What does this all mean?  First, within the context of national health rankings, Louisiana still ranks poorly, with a 50/50 state status in 2015.  Since its inception in the 1990’s, America’s Health Rankings has ranked Louisiana at the bottom or near bottom for U.S. states (47th or below) every year.  That means that parishes doing well in Louisiana (such as Cameron or St. Tammany) are doing okay by national standards, but parishes doing poorly (such as Madison and Concordia) are scraping the bottom of the health outcomes barrel.

 

Despite decades of work and billions of dollars in expenditures, Louisiana’s health outcomes remain mediocre at best.  Our health factors, including poor health behaviors (obesity, smoking, STDs, teen pregnancies and physical inactivity), significant access issues (high rates of uninsured), and overwhelming social and economic factors (low high school graduations rates, high violence and omnipresent poverty) all conspire to keep us in the cycle of poor health outcomes.  To aggravate the situation, Louisiana suffers from a chronic persistence of disparities, with much poorer outcomes and worse factors for its African-American population.  This absence of “health equity” makes prospects of improvement even more challenging.

 

Recent changes in insurance, with the Affordable Care Act (a.k.a. Obamacare) and Medicaid Expansion, promising to offer some hope for those trapped in poverty and poor health.  Around 300,000 Louisiana citizens or more will benefit from Medicaid Expansion, financed 100% by the federal government this year and 90% in the years to come.  While having an insurance card does not necessarily insure access to care, it certainly doesn’t hurt.  And with the multiplication of Federal Qualified Health Centers (FQHCs) and Rural Health Clinics in Cenla, and the development of Private-Public Partnerships with Rapides Regional and Christus St.
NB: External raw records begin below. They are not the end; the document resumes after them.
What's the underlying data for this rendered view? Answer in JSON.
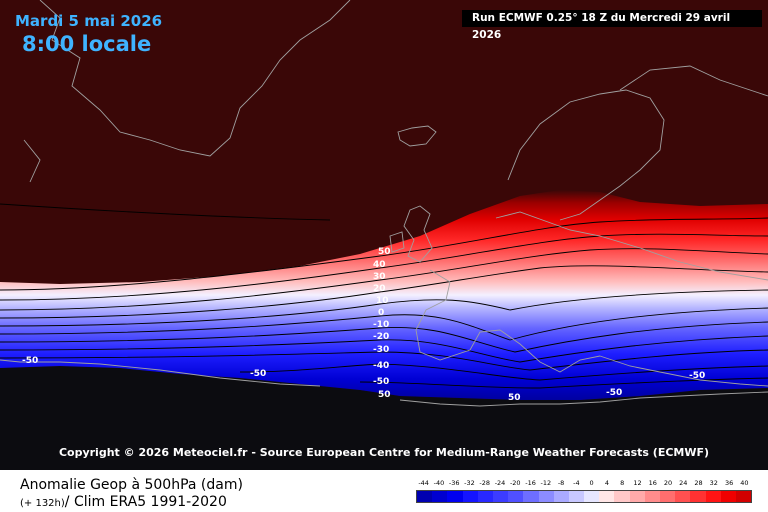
{
  "header": {
    "date": "Mardi 5 mai 2026",
    "time": "8:00 locale",
    "run": "Run ECMWF 0.25° 18 Z du Mercredi 29 avril 2026"
  },
  "copyright": "Copyright © 2026 Meteociel.fr - Source European Centre for Medium-Range Weather Forecasts (ECMWF)",
  "contour_labels": [
    "50",
    "40",
    "30",
    "20",
    "10",
    "0",
    "-10",
    "-20",
    "-30",
    "-40",
    "-50",
    "50",
    "-50",
    "-50",
    "50",
    "-50",
    "-50"
  ],
  "footer": {
    "title": "Anomalie Geop à 500hPa (dam)",
    "step": "(+ 132h)",
    "climatology": "/ Clim ERA5 1991-2020"
  },
  "scale": {
    "ticks": [
      "-44",
      "-40",
      "-36",
      "-32",
      "-28",
      "-24",
      "-20",
      "-16",
      "-12",
      "-8",
      "-4",
      "0",
      "4",
      "8",
      "12",
      "16",
      "20",
      "24",
      "28",
      "32",
      "36",
      "40"
    ],
    "colors": [
      "#0000b0",
      "#0000d0",
      "#0000f0",
      "#1414ff",
      "#2828ff",
      "#3c3cff",
      "#5050ff",
      "#6e6eff",
      "#8c8cff",
      "#aaaaff",
      "#c8c8ff",
      "#e6e6ff",
      "#ffe6e6",
      "#ffc8c8",
      "#ffaaaa",
      "#ff8c8c",
      "#ff6e6e",
      "#ff5050",
      "#ff3232",
      "#ff1414",
      "#f00000",
      "#d20000"
    ]
  },
  "colors": {
    "background_positive": "#3a0707",
    "background_negative": "#0c0c10",
    "header_text": "#3fb3ff"
  }
}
Frances Cabrini, more opportunities for care exist.

 

Louisiana need not remain 50th in its state health rankings, and Cenla can surely do better as well, especially with its more challenging areas (Avoyelles, Catahoula and Concordia).  With a combination of healthier living, increased access, and the will to encourage and sustain changes in our system, we can rise in the ranks of health and fulfill our potential as individuals and a region.